À l’ONU, Macky Sall déroule une candidature de rupture et s’installe dans la course

Devant les 193 États membres réunis dans le grand amphithéâtre de l’Organisation des Nations unies, mercredi 22 avril, Macky Sall a livré une audition de trois heures au ton résolument pragmatique. Dernier des quatre prétendants à s’exprimer dans le cadre du processus de sélection du futur secrétaire général, le Sénégalais a cherché à dépasser son statut de « candidat de l’Afrique » pour s’imposer comme un profil global, crédible face à la succession d’António Guterres.

Un positionnement axé sur le réalisme

Rompu aux arcanes du pouvoir après douze années à la tête du Sénégal et un passage à la présidence de l’Union africaine, Macky Sall a revendiqué une approche fondée sur l’efficacité plus que sur les postures diplomatiques. Se définissant comme un « bâtisseur de ponts », il a insisté sur sa capacité à dialoguer avec des blocs géopolitiques antagonistes, dans un contexte international fragmenté.

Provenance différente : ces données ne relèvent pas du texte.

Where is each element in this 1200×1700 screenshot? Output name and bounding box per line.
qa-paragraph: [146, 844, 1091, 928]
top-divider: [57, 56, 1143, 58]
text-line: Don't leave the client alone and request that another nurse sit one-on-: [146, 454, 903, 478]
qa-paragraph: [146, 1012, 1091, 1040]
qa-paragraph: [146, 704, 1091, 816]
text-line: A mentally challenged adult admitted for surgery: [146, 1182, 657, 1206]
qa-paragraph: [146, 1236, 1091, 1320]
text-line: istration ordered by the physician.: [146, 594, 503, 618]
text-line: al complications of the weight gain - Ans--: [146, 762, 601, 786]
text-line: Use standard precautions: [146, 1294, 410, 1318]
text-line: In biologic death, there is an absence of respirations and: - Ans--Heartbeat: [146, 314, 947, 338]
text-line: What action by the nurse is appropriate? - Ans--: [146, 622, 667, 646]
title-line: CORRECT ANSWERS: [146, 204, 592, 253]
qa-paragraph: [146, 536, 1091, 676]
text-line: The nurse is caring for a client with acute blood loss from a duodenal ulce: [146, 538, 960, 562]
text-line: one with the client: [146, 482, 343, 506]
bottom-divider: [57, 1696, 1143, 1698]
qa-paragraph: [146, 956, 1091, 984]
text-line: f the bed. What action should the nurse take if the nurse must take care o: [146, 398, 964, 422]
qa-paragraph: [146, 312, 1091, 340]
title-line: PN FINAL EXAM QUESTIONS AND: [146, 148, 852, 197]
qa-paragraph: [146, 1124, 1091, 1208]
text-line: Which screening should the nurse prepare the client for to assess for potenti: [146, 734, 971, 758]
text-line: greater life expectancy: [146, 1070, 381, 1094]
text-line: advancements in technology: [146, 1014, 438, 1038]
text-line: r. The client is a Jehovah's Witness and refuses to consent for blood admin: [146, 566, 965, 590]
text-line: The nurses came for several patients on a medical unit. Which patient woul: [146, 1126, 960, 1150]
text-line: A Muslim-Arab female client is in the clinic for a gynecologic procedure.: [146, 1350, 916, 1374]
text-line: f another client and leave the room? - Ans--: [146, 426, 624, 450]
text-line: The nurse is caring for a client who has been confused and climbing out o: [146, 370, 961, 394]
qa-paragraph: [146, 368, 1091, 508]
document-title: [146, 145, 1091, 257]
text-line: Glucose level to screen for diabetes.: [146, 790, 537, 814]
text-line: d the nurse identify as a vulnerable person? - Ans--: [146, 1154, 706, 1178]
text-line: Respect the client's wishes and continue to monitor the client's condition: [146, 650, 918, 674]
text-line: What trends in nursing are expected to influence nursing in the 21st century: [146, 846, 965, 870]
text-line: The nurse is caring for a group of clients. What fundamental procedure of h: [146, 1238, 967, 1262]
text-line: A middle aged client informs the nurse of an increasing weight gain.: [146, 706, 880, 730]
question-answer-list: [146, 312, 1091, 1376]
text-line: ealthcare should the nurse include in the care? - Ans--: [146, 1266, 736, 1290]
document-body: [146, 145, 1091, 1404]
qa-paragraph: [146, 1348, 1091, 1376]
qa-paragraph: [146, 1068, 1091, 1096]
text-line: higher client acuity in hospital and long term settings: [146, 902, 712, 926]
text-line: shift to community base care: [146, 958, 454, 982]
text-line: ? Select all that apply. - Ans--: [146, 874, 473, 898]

Sa méthode repose sur un triptyque (dialogue, écoute, consultation) qu’il présente comme la clé pour restaurer la neutralité de l’institution et réaffirmer le respect de la souveraineté des États. Une ligne qui tranche avec les promesses jugées incantatoires par certains observateurs.

La voix du Sud global

Seul candidat africain en lice, et seul à n’avoir jamais exercé de fonctions au sein de l’ONU, Macky Sall a retourné ce handicap apparent en argument politique. Il y voit l’opportunité d’incarner un renouvellement de l’institution et de porter une perspective extérieure à son fonctionnement interne.

Sur le fond, son discours a insisté sur l’imbrication des enjeux sécuritaires et économiques. Porte-voix du Sud global, il a plaidé pour une approche intégrée des crises, liant stabilité internationale, traitement de la dette africaine et financement de la transition climatique.

Gages donnés aux capitales occidentales

Conscient du poids déterminant des principaux contributeurs financiers de l’ONU, le candidat sénégalais a également multiplié les signaux en direction des capitales occidentales. Il a notamment défendu une gestion plus efficiente de l’organisation, sous le mot d’ordre « faire mieux avec moins ».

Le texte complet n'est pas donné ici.